Splitting out SetupUnit from SimulationUnit in NonEquilibriumCyclingProtocol #3

dotsdl · 2023-09-30T02:16:59Z

We want to separate out the creation of system, state, and integrator from the SimulationUnit in the NonEquilibriumCyclingProtocol in order to enable the swapping in of alternate ProtocolUnits for the SimulationUnit, for example for use with Folding@Home via alchemiscale-fah.
This PR aims to accomplish this.

…rotocol

dotsdl · 2023-10-03T04:59:34Z

Pausing on this until #4 is in.

This avoids: - serlializing/deserializing/remaking the HybridTopologyFactory in the SimulationUnit - makes it easier to make a Folding@Home-compatible version, if we want to hold on to trajectory data in a similar way

codecov-commenter · 2023-10-14T03:22:31Z

Codecov Report

All modified lines are covered by tests ✅

❗ No coverage uploaded for pull request base (main@cf0c2de). Click here to learn what that means.

Additional details and impacted files

@@           Coverage Diff           @@
##             main       #3   +/-   ##
=======================================
  Coverage        ?   92.12%           
=======================================
  Files           ?        7           
  Lines           ?      419           
  Branches        ?        0           
=======================================
  Hits            ?      386           
  Misses          ?       33           
  Partials        ?        0

☔ View full report in Codecov by Sentry.
📢 Have feedback on the report? Share it here.

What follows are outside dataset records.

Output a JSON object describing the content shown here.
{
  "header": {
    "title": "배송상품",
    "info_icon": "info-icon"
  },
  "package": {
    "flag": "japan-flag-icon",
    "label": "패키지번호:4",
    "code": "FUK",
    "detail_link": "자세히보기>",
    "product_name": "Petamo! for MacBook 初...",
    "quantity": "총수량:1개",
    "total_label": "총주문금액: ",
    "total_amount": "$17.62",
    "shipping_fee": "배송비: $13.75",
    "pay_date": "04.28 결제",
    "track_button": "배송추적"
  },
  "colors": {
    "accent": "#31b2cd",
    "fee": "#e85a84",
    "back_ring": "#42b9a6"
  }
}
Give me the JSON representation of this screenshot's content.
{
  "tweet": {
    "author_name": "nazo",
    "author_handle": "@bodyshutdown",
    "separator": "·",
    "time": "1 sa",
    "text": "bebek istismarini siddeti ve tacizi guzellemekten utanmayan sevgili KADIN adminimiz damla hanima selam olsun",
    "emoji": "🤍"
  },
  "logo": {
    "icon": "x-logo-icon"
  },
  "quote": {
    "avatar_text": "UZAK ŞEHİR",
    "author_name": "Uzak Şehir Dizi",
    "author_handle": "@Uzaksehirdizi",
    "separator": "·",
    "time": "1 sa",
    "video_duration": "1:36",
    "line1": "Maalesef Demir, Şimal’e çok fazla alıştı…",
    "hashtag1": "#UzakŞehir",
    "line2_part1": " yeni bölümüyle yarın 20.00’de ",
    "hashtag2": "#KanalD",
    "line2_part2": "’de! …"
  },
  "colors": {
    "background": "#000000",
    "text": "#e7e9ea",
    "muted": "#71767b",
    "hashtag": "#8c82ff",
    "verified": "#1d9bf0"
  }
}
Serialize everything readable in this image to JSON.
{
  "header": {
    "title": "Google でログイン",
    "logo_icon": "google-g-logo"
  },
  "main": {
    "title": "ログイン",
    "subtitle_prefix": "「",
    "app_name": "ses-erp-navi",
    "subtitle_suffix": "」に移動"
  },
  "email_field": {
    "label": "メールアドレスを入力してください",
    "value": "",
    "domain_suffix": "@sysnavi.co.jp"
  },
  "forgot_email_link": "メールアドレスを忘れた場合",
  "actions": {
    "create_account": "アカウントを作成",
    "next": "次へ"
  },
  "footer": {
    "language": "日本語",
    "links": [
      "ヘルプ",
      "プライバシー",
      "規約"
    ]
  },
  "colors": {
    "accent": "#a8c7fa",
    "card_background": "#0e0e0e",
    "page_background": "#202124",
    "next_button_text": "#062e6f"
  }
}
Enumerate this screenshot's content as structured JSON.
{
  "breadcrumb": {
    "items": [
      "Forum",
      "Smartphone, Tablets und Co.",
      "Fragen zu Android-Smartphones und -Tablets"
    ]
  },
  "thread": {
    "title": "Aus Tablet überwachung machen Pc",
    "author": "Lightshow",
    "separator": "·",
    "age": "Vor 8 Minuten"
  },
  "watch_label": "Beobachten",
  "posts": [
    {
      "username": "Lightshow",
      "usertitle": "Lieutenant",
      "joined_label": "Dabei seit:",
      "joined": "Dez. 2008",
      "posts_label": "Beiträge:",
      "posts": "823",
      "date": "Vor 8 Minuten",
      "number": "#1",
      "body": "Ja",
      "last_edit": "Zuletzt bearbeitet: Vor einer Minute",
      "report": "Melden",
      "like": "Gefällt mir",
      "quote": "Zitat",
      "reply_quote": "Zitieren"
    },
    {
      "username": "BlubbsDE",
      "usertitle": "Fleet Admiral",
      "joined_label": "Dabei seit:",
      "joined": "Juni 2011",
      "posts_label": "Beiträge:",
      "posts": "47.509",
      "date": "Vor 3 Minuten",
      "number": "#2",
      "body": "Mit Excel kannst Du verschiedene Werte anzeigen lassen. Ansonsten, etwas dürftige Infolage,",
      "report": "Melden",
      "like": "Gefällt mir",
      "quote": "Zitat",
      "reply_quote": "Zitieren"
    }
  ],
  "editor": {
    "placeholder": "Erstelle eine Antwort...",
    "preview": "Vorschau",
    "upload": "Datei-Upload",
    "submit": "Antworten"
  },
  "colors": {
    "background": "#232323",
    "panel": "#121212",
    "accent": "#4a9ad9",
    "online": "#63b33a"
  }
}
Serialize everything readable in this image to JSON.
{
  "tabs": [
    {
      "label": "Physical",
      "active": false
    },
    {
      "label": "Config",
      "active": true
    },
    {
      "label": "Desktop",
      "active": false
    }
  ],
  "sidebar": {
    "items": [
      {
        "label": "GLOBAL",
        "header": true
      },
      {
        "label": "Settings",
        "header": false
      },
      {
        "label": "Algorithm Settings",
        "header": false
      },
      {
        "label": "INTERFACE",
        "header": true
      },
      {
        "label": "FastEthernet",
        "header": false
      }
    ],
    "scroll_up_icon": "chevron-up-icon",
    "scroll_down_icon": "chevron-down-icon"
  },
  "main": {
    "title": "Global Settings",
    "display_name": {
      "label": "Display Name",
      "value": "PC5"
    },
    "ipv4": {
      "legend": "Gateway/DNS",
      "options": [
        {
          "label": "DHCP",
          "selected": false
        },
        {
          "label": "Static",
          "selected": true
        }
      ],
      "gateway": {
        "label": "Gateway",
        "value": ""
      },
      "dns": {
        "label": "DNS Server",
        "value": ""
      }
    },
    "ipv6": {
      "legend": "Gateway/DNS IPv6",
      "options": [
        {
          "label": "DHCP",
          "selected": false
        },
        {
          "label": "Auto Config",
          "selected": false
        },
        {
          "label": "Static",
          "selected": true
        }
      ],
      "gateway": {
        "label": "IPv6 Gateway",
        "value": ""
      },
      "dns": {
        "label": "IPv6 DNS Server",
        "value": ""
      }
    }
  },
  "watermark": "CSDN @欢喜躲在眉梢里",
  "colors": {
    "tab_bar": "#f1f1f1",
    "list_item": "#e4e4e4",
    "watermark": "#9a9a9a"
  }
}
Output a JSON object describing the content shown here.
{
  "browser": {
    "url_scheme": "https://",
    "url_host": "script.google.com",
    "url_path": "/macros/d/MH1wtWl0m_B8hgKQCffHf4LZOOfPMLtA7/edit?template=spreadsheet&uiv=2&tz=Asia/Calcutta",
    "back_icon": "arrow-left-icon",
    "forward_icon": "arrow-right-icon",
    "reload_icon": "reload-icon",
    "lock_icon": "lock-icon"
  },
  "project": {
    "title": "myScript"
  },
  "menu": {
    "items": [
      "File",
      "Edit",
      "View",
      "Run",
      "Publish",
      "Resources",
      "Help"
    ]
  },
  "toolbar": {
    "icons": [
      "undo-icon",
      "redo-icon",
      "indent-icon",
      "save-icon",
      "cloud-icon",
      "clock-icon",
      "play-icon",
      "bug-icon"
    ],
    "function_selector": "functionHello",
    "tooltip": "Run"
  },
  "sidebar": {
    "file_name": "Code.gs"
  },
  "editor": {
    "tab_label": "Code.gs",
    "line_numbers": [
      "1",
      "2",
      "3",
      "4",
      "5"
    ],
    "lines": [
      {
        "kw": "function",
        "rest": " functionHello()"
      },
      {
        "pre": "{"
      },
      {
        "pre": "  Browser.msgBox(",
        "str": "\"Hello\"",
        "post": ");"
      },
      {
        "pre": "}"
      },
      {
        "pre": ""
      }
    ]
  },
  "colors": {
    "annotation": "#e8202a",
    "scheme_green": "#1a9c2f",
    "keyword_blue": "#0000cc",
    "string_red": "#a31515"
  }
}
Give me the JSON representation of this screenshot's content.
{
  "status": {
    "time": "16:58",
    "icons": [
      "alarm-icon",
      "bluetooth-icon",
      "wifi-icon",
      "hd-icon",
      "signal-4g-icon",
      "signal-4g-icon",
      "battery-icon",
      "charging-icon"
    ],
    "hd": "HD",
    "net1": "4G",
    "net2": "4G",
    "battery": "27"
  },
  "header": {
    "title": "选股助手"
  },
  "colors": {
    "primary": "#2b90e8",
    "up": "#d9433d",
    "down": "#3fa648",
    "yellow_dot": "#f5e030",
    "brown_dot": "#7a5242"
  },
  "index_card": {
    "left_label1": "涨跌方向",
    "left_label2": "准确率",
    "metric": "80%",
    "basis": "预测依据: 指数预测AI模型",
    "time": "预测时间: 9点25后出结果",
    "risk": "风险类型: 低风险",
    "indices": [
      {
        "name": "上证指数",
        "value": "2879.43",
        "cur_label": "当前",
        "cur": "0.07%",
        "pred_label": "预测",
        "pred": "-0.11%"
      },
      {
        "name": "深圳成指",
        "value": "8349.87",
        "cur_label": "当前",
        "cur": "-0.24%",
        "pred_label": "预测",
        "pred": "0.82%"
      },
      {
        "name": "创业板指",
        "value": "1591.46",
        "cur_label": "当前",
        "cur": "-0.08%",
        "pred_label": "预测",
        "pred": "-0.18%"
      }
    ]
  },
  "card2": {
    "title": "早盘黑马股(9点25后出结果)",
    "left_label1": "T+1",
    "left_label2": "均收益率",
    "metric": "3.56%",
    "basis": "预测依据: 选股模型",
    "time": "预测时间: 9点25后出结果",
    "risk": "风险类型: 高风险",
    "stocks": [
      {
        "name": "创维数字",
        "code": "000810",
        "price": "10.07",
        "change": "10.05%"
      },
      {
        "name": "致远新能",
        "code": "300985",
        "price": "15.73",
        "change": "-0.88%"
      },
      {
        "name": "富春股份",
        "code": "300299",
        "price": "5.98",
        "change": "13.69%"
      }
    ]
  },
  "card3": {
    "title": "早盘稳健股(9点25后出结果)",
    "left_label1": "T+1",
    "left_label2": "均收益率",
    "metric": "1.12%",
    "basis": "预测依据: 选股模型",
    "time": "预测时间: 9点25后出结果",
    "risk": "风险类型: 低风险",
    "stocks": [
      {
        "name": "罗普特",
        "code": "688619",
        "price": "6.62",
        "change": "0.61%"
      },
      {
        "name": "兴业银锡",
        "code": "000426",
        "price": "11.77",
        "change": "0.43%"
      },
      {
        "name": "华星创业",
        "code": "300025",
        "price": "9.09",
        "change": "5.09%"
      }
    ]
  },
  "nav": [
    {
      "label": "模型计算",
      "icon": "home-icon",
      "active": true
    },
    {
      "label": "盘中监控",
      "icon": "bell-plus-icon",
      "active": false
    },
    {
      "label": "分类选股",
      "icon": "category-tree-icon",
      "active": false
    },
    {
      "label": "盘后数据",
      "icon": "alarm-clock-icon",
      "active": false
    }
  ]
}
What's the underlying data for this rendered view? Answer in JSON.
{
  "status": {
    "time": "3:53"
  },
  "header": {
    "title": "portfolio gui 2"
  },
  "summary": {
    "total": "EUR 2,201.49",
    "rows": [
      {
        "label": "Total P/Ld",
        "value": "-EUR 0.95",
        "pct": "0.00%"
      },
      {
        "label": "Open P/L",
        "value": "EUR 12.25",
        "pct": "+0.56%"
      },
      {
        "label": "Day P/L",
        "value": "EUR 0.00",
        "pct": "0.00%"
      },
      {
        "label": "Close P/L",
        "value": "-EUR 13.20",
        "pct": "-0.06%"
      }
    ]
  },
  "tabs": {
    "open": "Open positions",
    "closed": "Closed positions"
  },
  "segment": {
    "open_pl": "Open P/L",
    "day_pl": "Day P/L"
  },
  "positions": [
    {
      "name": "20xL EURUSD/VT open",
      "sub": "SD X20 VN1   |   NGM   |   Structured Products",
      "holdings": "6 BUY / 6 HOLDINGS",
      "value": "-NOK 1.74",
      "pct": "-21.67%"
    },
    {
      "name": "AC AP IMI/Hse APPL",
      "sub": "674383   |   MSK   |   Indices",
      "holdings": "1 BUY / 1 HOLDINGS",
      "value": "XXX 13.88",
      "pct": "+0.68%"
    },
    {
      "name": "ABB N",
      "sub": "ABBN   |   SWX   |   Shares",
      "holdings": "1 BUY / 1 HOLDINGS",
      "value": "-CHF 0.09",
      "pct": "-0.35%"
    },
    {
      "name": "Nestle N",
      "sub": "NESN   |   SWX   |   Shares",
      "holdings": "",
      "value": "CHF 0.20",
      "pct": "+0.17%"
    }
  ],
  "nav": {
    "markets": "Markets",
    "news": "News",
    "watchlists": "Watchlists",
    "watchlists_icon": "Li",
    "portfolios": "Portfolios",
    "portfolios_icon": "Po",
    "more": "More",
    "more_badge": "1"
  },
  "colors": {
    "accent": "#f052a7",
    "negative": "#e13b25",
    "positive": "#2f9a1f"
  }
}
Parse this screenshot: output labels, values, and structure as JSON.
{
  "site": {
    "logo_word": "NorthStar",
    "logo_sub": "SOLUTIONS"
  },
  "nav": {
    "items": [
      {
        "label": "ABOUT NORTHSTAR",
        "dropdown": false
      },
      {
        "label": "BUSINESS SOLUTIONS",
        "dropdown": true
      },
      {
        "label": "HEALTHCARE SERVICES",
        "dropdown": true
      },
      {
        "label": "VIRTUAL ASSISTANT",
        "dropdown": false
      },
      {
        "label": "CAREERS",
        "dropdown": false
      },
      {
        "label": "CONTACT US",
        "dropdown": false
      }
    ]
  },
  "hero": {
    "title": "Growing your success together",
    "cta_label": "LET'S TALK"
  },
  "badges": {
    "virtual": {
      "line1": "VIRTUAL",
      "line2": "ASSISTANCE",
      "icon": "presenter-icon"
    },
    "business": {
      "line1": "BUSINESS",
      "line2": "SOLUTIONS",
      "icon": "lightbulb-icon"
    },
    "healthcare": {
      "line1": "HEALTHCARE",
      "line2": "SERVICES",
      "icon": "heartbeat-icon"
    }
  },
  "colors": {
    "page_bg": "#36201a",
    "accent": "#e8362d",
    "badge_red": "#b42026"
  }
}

ijpulidos · 2023-10-19T21:20:14Z

feflow/protocols/nonequilibrium_cycling.py

+    def extract_positions(context, initial_atom_indices, final_atom_indices):
+        """
+        Extract positions from initial and final systems based from the hybrid topology.
+
+        Parameters
+        ----------
+        context: openmm.Context
+            Current simulation context where from extract positions.
+        hybrid_topology_factory: perses.annihilation.relative.HybridTopologyFactory
+            Hybrid topology factory where to extract positions and mapping information
+
+        Returns
+        -------
+
+        Notes
+        -----
+        It achieves this by taking the positions and indices from the initial and final states of
+        the transformation, and computing the overlap of these with the indices of the complete
+        hybrid topology, filtered by some mdtraj selection expression.
+
+        1. Get positions from context
+        2. Get topology from HTF (already mdtraj topology)
+        3. Merge that information into mdtraj.Trajectory
+        4. Filter positions for initial/final according to selection string
+        """
+        import numpy as np
+
+        # Get positions from current openmm context
+        positions = context.getState(getPositions=True).getPositions(asNumpy=True)
+
+        # Get indices for initial and final topologies in hybrid topology
+        initial_indices = np.asarray(initial_atom_indices)
+        final_indices = np.asarray(final_atom_indices)
+
+        initial_positions = positions[initial_indices, :]
+        final_positions = positions[final_indices, :]
+
+        return initial_positions, final_positions


I think we want to maintain the capability of filtering the positions using an mdtraj selection, as it originally was in https://github.com/choderalab/feflow/blob/81e1b80ea762e0ea78bbde6fc5e68d774ceadb2b/feflow/protocols/nonequilibrium_cycling.py#L100 . Maybe we want to change the default to all? This does mean we would depend on mdtraj (maybe we can use mdanalysis for this if desired).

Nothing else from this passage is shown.